OGV vs FLV — Typical file sizes

Approximate file sizes for common scenarios.

OGV

  • Short educational clip (1 min, 480p) 8-15 MB
  • Wikipedia demo video 5-50 MB

FLV

  • 10-min YouTube 2008-era video 40-80 MB
  • 45-min TV show (FLV H.264) 200-500 MB

Quality & Compatibility

Resolution, frame rate and colour space are preserved end-to-end. If the FLV container does not support some OGV features (chapters, multiple subtitle tracks, DRM-protected streams), those are flattened or dropped with a warning. Hard-coded subtitles in the video frames always survive.

Tips for Best Results

Frequently Asked Questions

Only when it has to. If the codecs inside OGV (usually H.264 or H.265 for video, AAC for audio) are accepted by FLV, we stream-copy — the bytes are repackaged into the new container with zero re-encoding and no quality loss. When the source uses a codec the target does not support, we transcode at a matching bitrate to keep the visual quality close to the original.

With stream copy, expect the job to finish in seconds to tens of seconds regardless of video length — the work is mostly rewriting the container. Transcoding is slower (roughly real-time: a ten-minute clip takes about ten minutes) because every frame must be decoded and re-encoded. The progress bar shows which mode applies.

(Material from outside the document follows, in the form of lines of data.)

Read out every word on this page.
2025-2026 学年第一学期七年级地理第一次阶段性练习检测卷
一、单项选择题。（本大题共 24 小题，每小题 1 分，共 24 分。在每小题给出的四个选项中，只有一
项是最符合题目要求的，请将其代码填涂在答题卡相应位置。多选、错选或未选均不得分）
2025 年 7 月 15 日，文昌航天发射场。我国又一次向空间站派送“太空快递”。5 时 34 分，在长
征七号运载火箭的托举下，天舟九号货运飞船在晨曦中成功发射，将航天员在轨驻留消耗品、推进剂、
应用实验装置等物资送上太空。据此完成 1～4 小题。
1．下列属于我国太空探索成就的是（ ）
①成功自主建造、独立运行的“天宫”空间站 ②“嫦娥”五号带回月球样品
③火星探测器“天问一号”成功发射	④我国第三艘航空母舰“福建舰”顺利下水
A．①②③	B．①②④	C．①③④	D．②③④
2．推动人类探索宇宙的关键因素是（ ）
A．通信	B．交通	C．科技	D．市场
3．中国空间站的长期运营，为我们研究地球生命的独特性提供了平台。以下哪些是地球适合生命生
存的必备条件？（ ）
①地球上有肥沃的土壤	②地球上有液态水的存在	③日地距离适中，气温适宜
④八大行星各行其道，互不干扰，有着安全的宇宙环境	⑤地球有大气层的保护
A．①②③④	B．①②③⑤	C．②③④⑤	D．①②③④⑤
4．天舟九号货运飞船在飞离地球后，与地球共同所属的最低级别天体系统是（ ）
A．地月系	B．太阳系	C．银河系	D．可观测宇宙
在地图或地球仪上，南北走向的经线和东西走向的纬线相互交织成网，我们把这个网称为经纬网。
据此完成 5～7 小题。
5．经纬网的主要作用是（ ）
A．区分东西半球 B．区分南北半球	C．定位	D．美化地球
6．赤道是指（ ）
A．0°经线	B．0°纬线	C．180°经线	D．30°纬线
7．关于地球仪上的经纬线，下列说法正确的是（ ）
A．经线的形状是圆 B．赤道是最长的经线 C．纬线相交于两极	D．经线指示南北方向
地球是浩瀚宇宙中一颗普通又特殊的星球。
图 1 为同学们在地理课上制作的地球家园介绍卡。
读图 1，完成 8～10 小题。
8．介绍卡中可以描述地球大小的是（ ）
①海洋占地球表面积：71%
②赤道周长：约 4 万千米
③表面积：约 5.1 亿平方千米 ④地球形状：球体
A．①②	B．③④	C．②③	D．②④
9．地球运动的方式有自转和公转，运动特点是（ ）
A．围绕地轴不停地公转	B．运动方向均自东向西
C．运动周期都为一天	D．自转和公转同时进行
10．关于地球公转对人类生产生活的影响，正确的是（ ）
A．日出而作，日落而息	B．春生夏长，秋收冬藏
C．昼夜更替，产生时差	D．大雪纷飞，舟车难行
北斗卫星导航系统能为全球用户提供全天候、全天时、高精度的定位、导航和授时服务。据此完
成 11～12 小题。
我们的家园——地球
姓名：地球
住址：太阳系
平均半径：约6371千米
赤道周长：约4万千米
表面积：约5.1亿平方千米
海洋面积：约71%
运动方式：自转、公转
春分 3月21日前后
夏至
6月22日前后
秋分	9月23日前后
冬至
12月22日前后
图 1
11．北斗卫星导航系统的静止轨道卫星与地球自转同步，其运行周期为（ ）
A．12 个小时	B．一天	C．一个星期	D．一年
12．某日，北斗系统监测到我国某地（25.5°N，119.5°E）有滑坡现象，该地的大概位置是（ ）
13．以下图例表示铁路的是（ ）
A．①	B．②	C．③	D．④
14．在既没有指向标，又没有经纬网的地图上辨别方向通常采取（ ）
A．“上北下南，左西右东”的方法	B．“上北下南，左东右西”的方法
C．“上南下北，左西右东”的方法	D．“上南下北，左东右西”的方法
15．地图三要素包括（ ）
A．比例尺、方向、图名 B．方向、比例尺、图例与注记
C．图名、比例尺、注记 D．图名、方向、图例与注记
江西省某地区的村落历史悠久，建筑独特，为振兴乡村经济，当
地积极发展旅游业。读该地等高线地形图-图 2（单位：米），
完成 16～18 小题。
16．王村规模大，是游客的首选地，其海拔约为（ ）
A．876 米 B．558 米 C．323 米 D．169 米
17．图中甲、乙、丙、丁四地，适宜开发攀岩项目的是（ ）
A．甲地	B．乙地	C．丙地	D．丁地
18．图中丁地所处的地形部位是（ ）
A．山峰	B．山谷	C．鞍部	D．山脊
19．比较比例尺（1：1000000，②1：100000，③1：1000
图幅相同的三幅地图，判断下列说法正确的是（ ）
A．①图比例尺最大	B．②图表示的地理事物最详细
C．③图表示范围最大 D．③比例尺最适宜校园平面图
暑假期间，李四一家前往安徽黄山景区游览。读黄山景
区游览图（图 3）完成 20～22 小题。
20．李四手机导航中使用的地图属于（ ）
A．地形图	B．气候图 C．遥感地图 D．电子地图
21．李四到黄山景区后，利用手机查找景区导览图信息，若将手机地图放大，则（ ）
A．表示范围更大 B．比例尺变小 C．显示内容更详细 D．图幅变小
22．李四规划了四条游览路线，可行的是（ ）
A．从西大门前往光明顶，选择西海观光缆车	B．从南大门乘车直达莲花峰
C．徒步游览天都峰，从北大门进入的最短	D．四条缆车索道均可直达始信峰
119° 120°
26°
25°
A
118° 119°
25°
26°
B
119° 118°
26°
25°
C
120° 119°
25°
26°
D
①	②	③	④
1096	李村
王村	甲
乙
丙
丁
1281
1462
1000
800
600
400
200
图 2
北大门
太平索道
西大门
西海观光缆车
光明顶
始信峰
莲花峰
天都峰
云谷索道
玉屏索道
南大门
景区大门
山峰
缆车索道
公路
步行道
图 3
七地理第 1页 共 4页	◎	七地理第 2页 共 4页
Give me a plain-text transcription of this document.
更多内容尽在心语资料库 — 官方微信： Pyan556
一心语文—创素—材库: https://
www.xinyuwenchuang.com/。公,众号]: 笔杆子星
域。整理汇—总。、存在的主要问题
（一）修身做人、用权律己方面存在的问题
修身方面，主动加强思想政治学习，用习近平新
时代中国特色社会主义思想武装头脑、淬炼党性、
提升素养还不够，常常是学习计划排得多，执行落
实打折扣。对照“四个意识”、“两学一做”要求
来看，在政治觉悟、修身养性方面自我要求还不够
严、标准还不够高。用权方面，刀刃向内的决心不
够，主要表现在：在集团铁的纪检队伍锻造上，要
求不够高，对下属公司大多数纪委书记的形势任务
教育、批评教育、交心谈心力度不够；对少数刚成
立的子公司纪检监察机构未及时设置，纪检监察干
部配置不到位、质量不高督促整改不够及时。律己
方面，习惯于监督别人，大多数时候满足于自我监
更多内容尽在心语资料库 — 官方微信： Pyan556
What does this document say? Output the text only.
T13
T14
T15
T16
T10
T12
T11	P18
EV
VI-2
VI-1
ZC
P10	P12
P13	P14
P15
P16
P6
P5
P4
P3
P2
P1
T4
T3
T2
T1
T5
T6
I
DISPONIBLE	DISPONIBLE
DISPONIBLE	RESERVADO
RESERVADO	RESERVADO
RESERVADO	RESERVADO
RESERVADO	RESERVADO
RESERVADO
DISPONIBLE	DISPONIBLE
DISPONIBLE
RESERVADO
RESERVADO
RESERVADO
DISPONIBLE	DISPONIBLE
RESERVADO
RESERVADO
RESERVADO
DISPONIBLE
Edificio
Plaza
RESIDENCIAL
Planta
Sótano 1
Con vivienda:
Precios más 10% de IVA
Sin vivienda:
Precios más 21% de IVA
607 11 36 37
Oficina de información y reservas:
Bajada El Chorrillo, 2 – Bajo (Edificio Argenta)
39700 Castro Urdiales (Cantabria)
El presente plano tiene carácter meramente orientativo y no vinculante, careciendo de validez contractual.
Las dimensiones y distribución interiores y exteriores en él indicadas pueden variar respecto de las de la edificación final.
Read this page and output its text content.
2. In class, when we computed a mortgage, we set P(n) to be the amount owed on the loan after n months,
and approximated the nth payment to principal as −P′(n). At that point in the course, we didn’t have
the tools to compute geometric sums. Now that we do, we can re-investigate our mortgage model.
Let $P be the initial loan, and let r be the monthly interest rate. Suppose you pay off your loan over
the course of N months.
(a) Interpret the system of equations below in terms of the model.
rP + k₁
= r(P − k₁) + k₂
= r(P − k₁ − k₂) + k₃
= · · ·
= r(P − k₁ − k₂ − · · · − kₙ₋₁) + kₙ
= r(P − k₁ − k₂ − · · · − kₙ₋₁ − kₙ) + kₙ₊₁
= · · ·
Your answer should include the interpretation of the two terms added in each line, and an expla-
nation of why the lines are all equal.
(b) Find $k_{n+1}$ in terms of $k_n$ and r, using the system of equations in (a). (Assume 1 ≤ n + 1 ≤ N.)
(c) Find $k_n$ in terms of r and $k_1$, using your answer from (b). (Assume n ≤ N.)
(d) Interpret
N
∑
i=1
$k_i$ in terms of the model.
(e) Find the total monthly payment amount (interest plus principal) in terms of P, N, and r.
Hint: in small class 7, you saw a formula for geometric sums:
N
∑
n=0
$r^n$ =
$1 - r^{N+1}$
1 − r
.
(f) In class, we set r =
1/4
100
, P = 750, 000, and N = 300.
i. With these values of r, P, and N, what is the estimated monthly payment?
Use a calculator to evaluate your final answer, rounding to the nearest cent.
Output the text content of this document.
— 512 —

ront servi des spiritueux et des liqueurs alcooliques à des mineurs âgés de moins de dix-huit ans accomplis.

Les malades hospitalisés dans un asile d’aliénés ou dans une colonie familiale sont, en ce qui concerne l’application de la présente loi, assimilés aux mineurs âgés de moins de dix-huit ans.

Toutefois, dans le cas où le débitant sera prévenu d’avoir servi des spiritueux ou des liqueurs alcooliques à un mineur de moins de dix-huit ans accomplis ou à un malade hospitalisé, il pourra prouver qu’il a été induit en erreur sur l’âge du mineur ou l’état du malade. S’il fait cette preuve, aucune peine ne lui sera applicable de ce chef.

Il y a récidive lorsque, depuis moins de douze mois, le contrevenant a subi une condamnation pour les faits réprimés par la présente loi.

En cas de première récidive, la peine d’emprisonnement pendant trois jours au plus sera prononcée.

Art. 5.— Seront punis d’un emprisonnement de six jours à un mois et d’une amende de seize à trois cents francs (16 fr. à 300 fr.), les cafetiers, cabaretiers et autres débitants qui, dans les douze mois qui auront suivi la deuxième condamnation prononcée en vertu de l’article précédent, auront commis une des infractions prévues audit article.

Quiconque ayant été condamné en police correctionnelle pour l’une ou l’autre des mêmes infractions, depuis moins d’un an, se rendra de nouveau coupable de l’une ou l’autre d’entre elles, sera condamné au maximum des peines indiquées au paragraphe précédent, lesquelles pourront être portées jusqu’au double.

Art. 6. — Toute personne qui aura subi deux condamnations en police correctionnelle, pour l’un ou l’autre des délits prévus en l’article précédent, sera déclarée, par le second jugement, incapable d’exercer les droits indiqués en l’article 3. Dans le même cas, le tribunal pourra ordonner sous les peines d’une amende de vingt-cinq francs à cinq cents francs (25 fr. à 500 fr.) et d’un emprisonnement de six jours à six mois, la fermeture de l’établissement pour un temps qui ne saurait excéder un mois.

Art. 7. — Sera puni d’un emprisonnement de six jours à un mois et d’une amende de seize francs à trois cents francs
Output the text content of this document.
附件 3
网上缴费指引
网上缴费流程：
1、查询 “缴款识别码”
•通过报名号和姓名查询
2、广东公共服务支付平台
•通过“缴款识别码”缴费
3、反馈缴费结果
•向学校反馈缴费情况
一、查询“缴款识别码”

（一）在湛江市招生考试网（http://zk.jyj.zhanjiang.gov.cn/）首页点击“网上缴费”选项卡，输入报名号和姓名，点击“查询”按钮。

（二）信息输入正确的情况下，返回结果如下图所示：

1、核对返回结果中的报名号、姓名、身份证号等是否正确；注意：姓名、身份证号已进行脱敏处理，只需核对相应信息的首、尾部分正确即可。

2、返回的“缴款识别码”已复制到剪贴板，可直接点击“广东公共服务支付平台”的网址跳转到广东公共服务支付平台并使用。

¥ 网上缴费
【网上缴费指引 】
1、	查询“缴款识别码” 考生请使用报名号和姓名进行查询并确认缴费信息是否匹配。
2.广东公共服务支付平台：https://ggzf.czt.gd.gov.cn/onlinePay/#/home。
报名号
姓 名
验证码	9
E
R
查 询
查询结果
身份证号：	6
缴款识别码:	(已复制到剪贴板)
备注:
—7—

Yes. Resolution, frame rate, colour space and bit depth are preserved by default; stream copy is literally bit-identical on these parameters. If you explicitly pick a lower bitrate or a different codec in Advanced, the output is rebuilt to those settings, but the default is always "match the source".

Related comparisons

See these formats side by side to understand which fits your use case best.